#226:忍辱負重な(あるいは、リピート・アフター・バーナー)
優雅な挙動ながら、凄まじいスピードでアクリル製のトラックの上を疾駆していく、僕とアヤさん。こ、これは最早、ローラースケート(しかも謎の動力付きの)を履いて行う、アイスダンスのようであって。
最初は完全に困惑していた僕だけど、流れる風景をさらなる高速で置き去りにするかのような、空を飛ぶような浮遊感と、間近に見える微笑みを湛えた美しい顔に、半周を過ぎる頃には、もはや陶酔感すら感じていた。
「……」
でも何故? という疑問は晴れない。こんな事をしなければ、もうとっくにゴールしている頃でしょ? それを破棄して、「敵」である僕と一緒になって滑るなんて、理解不能。
「……岬くんと、初めて会った時のこと、覚えてる?」
と、アヤさんが、ヘルメットのシールドを上げ、10センチメートルくらいの距離で、僕にそう囁きかけてくる。ついさっきもカワミナミさんに同じ事を聞かれたけど、何というか、僕を試すかのようなニュアンスを感じる。
アヤさんと出会ったのは、仙台のとある旅館の露天風呂。今時珍しい混浴の場で僕らは出会った。
混浴じゃなかったら、先に誰かが入っていたら、もしかしたら僕は入らなかったかも知れない。近頃では女湯に入るのも罪悪感があったし、かといって男湯に入れるほどには、心も身体もついていけてなかったし。
「……私ね、ほんとはね、あの時、故郷の栗原に帰って家の仕事手伝おうって考えてたんだ」
そして、アヤさんの口から出たのは、そんな心の底から吐き出されたかのような、自然な感じの言葉だった。……どういう、どういうことなんだろう?
「……このダメ業界では、とっくの昔に飽きられてたし、それでもそれしか私には取り柄なんてなかったし、いまさら他の仕事見つけるっていうのも、何か自分には出来なくて……」
この、ダメ界では完全無欠を誇るかのような、初摩アヤさんに、そんな苦悩があったなんて。
「……枕やって、評点に下駄履かせてもらって何とかA級には残留できていたけど、それももう限界だったし。
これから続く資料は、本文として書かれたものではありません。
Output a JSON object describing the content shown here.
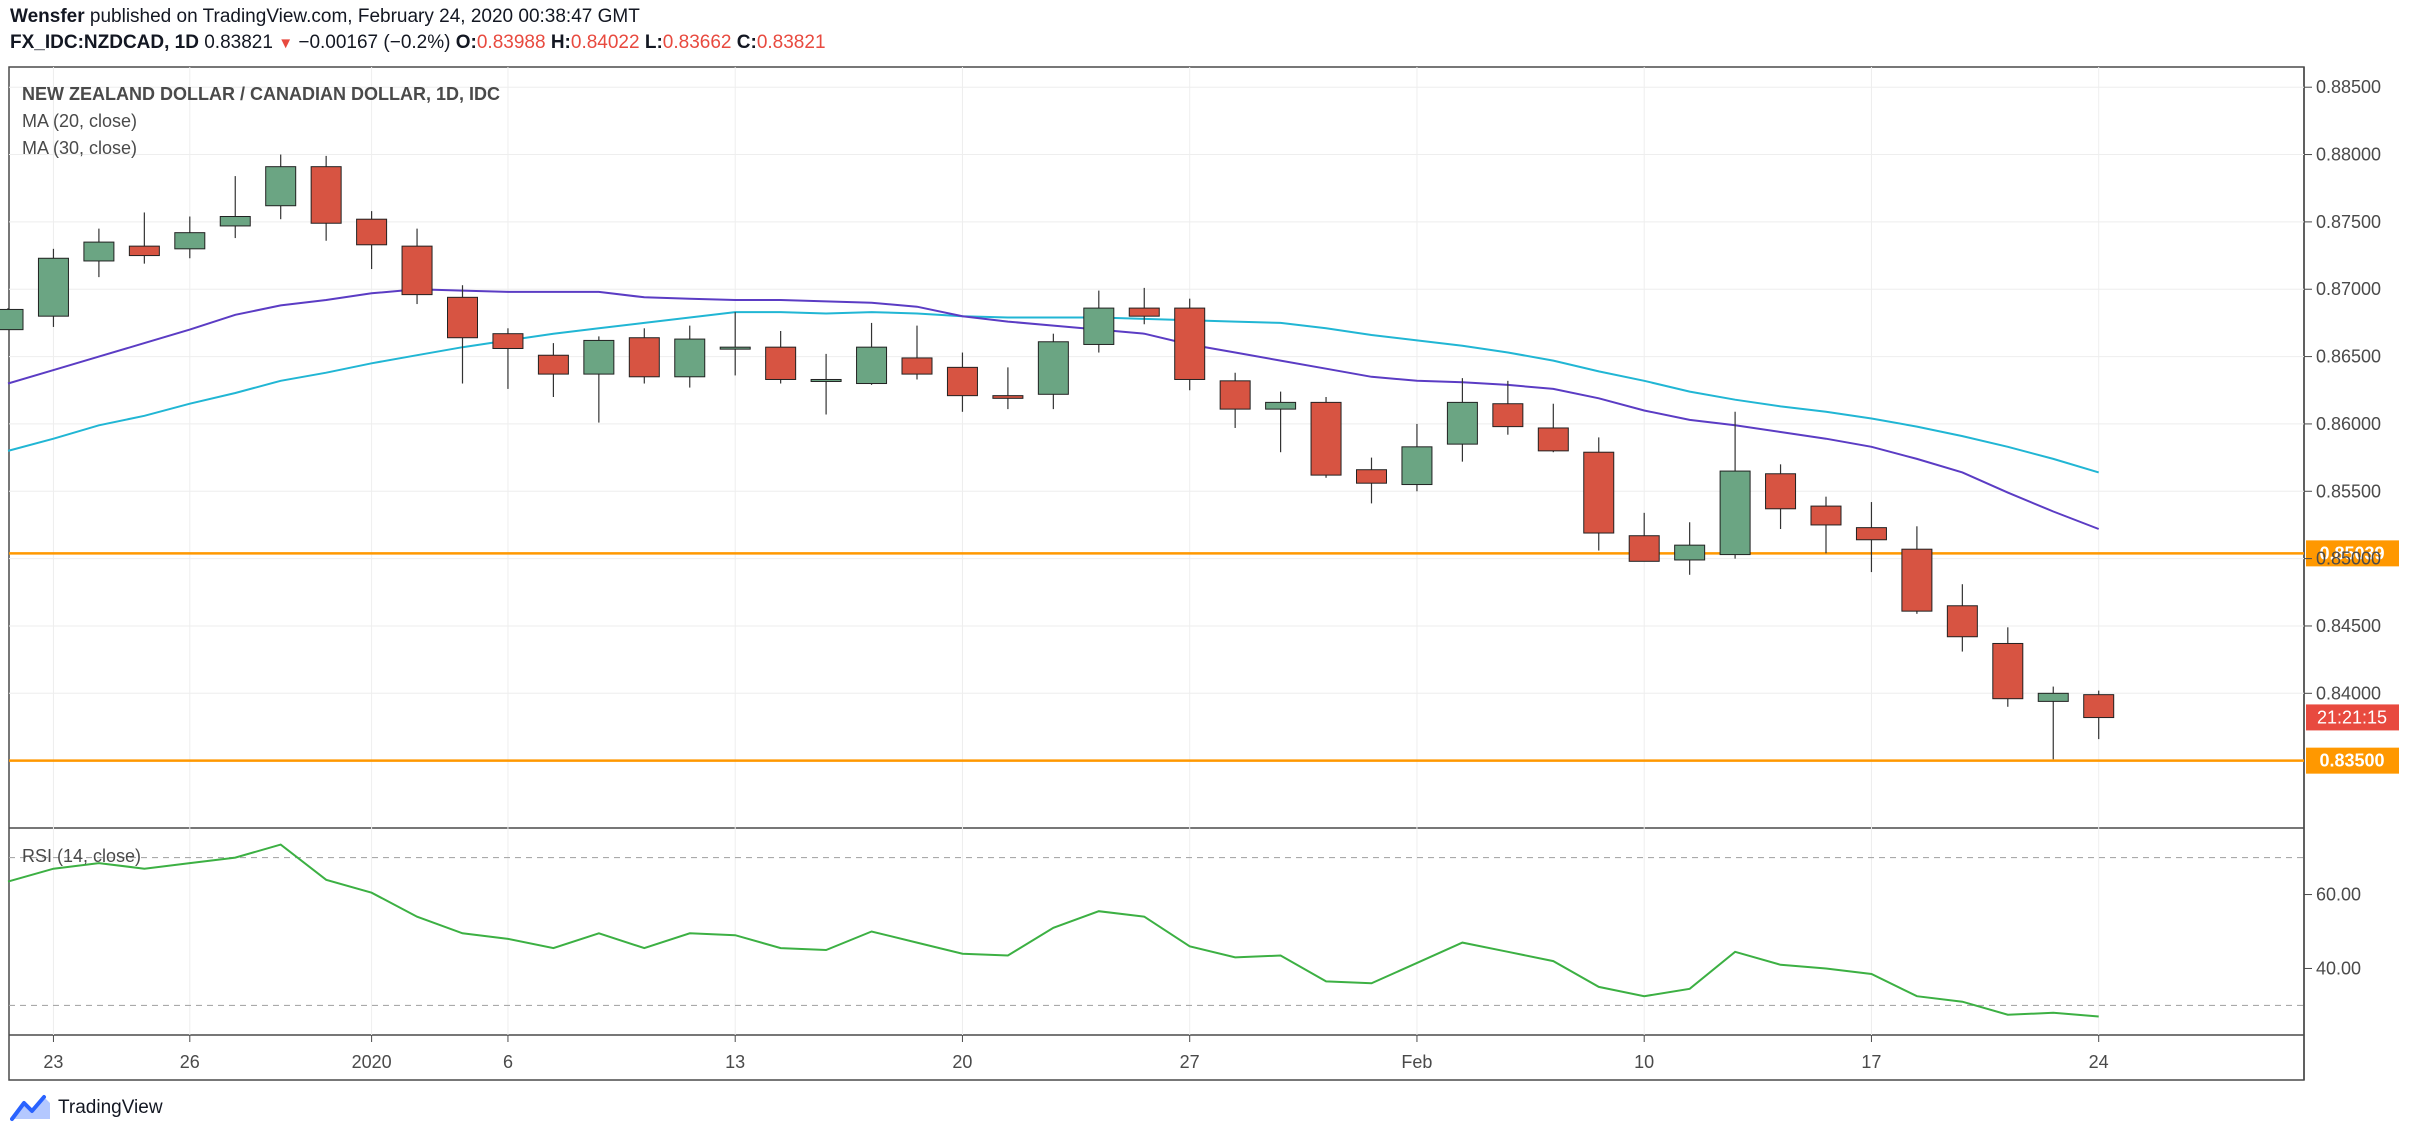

愛人として繋ぎ留めていたプロデューサーにもあっさり捨てられて……何ていうか最低の気分だったの」
アヤさんの顔は、普段見せていた天衣無縫の笑みからは程遠い、泣きたいのに無理やり笑っているような、そんな不自然な笑顔だったわけで。このヒトを……悲しませる、その元凶は何だ?
「……でもそんな時に、キミに逢った。同じように、今の自分に苦しんでいるかのようなキミに」
アヤさんの大きな瞳の周りが真っ赤になっていた。そして、感情を絞り出すかのようなアヤさんとは逆に、僕の腹の底はどんどん冷え切ってきていた。もちろん、怒りでだ。
「……キミは私と出会えたことが恋だと言いきってくれた。運命だとも」
僕は無言のまま、その哀しくも美しい泣き顔を見つめることしか出来ない。
「……本当に連れていって欲しかったなあ、北の、最果てまで」
アヤさんは震えた声を出しながらも、微笑んでくれた。
「……」
そしてそうまで言われたのなら、もう僕がやるべきことは、ほぼほぼ決まっているわけで。
「……あなたのしがらみを全てぶち壊す。元老を、元老の元凶を引きずり出して決着をつけます」
僕の口をついて出たのは、そんなありきたりな決意の言葉でしかなかったわけだけど、目の前のアヤさんの顔は、見たこともないくらいに、ぐしゃぐしゃな表情を呈していた。
そしてワルツの体勢を解いて、思い切りしがみつかれるように抱きつかれ、胸に顔を埋められる。あ、これは、あれだ、あとでサエさんから折檻食らうパターンだ。などと、そんなしょうもない事を考えていた僕に、デジャヴな誤算が。
「!!」
僕に密着した状態のまま、爪先から足場に降りたアヤさんのローラーヒーロ―が火を噴いた。そのまま僕の体は時速60キロメートルの速度で後ろ、すなわちコース内側へと電光石火で寄り切られていったわけで。
あ、嗚呼。嗚呼嗚呼ァァとしか言えんわー。